In [1]:
import os
from dotenv import load_dotenv

load_dotenv()

True

In [2]:
# backend
os.environ["KERAS_BACKEND"] = "jax"
# Avoid memory fragmentation on JAX backend.
os.environ["XLA_PYTHON_CLIENT_MEM_FRACTION"] = "0.95"

In [3]:
import keras
import keras_nlp



In [4]:
import jax

jax.devices()

[cuda(id=0), cuda(id=1)]

In [5]:
 keras.mixed_precision.set_global_policy('mixed_bfloat16')

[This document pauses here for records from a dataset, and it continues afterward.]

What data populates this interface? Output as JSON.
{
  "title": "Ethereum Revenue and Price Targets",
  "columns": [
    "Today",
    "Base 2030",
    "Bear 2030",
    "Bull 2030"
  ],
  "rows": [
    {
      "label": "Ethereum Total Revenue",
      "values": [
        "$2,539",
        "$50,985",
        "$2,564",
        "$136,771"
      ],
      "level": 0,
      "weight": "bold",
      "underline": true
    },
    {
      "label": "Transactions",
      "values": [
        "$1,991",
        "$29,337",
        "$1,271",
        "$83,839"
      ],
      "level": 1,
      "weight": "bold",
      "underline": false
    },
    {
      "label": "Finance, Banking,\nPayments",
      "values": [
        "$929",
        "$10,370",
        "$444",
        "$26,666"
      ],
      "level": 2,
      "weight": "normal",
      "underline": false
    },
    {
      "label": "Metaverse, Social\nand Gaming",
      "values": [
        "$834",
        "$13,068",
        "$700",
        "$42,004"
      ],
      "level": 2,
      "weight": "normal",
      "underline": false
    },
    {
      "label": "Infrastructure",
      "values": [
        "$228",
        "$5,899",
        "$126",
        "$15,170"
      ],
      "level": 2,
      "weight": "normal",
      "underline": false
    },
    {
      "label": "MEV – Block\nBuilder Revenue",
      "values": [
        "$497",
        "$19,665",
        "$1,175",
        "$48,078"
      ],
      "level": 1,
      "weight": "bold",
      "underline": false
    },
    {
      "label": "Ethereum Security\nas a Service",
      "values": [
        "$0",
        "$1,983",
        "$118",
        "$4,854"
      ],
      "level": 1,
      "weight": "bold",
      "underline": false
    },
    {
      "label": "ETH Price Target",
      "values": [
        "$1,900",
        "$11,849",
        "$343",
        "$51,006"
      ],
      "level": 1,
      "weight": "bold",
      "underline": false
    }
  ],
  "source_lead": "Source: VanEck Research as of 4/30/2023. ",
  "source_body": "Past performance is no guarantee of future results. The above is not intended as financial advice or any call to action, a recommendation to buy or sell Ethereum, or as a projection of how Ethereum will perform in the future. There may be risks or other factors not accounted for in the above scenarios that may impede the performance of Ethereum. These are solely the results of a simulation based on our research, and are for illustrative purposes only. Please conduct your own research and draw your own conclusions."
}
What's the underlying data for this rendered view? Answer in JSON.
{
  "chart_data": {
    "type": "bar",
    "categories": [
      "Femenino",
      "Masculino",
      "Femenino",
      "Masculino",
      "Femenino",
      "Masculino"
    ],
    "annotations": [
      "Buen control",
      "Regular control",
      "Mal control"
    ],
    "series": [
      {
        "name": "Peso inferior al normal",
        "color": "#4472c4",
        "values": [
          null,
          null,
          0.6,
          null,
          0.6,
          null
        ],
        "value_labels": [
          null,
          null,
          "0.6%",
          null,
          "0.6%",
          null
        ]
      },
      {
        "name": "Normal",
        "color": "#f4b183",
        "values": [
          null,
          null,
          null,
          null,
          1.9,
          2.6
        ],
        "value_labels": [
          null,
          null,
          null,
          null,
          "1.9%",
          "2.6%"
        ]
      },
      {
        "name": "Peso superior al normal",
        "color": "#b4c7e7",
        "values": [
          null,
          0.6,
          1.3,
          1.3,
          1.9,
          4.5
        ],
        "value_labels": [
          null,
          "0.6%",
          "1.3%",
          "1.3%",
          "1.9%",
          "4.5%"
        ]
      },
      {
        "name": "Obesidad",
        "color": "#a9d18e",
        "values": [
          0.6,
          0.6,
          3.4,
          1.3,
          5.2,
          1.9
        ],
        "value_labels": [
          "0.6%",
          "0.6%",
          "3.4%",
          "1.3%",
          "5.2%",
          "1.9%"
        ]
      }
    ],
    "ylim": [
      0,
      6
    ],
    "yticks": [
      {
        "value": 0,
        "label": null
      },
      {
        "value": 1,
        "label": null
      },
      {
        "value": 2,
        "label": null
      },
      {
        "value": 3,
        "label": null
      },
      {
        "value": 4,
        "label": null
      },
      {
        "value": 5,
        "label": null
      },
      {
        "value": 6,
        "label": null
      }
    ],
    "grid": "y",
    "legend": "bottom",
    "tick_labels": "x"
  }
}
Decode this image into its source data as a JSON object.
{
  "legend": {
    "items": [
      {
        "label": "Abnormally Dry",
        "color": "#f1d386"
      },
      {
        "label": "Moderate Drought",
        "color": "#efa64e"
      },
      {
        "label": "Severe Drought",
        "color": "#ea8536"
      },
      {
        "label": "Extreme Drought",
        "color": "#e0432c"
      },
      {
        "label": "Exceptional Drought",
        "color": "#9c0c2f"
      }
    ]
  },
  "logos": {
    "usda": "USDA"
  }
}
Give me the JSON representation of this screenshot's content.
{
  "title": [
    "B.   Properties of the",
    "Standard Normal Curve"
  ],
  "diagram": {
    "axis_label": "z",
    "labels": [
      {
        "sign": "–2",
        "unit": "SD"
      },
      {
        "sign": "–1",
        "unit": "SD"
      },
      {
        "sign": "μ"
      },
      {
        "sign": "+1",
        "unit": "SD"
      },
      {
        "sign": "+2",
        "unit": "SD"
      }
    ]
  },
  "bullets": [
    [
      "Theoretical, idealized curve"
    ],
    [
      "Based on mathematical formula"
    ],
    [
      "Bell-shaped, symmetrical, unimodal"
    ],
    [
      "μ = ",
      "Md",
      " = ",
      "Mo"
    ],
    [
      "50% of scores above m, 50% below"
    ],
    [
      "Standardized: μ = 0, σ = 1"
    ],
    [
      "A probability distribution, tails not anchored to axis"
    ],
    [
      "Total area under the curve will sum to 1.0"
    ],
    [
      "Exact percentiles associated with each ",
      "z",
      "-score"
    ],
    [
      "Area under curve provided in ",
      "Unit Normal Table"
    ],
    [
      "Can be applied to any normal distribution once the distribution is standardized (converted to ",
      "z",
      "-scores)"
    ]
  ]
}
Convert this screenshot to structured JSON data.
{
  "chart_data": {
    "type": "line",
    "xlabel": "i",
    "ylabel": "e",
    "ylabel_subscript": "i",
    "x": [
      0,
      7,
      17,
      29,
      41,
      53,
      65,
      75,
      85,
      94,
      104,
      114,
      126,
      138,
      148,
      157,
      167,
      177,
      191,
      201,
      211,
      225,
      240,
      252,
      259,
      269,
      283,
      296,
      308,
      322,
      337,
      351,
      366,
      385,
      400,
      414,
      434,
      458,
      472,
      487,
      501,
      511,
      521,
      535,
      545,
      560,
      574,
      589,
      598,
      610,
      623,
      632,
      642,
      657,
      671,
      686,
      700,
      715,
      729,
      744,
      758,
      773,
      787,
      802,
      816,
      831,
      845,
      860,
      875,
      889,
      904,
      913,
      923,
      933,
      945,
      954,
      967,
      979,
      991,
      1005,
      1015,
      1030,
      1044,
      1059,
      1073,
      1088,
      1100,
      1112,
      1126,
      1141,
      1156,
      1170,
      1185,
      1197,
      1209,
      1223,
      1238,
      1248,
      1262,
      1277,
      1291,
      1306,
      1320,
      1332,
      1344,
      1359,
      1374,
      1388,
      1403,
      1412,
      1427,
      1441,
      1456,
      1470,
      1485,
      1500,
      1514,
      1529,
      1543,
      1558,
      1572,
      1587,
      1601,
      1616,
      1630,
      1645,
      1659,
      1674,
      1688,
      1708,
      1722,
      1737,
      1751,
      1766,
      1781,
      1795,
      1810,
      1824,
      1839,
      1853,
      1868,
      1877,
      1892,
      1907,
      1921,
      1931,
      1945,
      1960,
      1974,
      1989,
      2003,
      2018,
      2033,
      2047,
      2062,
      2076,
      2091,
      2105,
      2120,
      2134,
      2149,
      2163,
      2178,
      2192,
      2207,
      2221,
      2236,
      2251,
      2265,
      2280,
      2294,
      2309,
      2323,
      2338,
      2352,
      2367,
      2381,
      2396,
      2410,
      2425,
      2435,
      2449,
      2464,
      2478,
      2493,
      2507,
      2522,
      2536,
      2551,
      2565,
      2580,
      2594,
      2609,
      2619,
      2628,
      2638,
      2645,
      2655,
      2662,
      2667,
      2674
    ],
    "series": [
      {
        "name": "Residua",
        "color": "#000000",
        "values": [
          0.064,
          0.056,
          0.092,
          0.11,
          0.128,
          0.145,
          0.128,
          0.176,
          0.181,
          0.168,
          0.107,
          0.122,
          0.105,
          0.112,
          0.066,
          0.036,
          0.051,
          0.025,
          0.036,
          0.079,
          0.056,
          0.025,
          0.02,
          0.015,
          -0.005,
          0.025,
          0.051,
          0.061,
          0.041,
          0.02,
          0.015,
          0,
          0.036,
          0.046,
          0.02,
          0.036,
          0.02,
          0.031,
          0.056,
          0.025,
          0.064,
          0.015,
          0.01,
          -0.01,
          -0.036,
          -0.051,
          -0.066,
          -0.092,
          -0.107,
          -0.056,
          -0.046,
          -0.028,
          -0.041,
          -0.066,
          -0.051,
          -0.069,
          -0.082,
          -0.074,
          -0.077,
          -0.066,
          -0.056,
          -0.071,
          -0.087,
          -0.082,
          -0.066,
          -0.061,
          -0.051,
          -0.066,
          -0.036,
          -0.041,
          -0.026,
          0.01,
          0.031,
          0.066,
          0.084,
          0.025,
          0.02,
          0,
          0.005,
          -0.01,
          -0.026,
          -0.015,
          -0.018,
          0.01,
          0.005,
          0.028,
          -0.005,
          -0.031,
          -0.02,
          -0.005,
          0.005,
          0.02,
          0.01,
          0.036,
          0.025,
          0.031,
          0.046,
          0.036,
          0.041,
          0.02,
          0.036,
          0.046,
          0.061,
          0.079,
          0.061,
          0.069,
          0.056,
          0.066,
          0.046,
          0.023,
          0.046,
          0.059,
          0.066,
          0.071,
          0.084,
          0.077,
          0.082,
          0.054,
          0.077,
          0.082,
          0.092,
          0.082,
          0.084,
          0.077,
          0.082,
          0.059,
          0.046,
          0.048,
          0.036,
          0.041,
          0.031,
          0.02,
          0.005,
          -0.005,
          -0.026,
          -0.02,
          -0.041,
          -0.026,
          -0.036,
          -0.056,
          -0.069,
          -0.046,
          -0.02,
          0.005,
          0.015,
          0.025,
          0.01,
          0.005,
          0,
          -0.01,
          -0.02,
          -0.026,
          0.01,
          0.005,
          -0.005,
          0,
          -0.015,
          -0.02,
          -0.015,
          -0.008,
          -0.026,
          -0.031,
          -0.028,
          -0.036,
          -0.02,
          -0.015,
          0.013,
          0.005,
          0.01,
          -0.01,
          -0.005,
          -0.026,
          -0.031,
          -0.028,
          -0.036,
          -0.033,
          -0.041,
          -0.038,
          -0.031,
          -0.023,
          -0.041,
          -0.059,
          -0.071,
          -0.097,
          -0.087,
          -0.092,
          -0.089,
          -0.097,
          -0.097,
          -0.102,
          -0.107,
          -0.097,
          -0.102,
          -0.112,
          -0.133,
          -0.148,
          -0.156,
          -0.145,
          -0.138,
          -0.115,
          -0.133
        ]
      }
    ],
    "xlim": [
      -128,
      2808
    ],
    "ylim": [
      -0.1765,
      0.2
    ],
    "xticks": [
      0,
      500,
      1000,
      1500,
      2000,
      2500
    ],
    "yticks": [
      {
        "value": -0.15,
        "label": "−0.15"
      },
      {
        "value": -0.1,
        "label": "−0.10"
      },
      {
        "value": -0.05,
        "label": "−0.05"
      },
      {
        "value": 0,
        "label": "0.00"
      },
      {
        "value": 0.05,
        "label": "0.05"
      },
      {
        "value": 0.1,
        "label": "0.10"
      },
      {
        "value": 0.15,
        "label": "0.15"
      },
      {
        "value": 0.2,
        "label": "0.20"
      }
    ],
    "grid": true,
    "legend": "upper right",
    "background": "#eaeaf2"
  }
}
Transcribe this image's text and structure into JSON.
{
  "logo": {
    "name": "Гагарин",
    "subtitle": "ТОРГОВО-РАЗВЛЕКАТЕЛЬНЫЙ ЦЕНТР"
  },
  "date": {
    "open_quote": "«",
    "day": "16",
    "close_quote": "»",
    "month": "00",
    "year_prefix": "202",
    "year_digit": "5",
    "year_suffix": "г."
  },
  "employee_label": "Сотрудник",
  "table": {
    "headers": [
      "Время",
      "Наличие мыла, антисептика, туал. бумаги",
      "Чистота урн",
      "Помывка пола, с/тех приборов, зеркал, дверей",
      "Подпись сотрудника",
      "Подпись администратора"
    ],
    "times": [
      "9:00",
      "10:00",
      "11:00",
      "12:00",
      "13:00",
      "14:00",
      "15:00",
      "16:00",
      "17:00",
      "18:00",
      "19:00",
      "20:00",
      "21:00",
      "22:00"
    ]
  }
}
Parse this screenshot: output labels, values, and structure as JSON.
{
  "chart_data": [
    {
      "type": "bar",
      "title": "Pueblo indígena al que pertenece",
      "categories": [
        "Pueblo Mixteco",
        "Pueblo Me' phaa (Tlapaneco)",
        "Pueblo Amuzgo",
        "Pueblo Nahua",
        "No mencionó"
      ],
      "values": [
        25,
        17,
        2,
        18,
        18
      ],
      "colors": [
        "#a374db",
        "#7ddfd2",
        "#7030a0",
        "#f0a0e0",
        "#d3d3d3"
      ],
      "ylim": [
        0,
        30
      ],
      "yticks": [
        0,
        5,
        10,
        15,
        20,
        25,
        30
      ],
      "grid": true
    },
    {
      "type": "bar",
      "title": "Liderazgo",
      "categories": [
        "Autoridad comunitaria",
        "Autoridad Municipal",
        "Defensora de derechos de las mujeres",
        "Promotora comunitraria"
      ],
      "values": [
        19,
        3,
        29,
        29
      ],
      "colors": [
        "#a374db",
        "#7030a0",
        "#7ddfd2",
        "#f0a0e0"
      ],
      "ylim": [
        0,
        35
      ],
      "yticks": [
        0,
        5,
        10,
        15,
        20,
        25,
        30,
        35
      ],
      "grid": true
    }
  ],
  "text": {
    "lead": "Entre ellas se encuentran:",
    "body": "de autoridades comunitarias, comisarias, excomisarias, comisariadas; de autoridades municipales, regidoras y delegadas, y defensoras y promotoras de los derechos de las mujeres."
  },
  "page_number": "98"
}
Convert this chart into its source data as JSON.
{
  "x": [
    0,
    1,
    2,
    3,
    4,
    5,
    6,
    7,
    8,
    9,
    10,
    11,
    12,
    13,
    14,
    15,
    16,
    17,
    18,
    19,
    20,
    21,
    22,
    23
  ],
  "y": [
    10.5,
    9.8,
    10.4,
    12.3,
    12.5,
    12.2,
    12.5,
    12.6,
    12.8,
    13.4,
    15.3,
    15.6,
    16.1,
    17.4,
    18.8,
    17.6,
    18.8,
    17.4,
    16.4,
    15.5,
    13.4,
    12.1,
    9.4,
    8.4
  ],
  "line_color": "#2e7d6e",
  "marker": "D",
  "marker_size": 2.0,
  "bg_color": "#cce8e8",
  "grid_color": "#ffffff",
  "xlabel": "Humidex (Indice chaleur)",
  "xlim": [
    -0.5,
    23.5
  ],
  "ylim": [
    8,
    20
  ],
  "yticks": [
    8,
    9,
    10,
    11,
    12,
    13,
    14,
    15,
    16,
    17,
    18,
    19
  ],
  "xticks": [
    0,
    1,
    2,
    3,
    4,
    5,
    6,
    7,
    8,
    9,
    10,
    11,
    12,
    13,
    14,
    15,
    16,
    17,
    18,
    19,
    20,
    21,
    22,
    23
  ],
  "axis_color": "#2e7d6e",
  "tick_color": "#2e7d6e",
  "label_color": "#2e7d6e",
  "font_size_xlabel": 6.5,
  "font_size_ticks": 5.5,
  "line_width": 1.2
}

The distribution API enables data and model parallelism, allowing for efficient scaling of deep learning models on multiple accelerators and hosts. It leverages the underlying framework (e.g. JAX) to distribute the program and tensors according to the sharding directives through a procedure called single program, multiple data (SPMD) expansion. Check out more details in the new Keras 3 [distribution API guide](https://keras.io/guides/distribution/).

In [6]:
# Create a device mesh with (1, 8) shape so that the weights are sharded across
# all 8 TPUs.
print(keras.distribution.list_devices())
device_mesh = keras.distribution.DeviceMesh(
    (1, 2), ["batch", "model"], devices=keras.distribution.list_devices()
)

['gpu:0', 'gpu:1']


LayoutMap from the distribution API specifies how the weights and tensors should be sharded or replicated, using the string keys, for example, token_embedding/embeddings below, which are treated like regex to match tensor paths. Matched tensors are sharded with model dimensions (8 TPUs); others will be fully replicated.

In [7]:
model_dim = "model"

layout_map = keras.distribution.LayoutMap(device_mesh)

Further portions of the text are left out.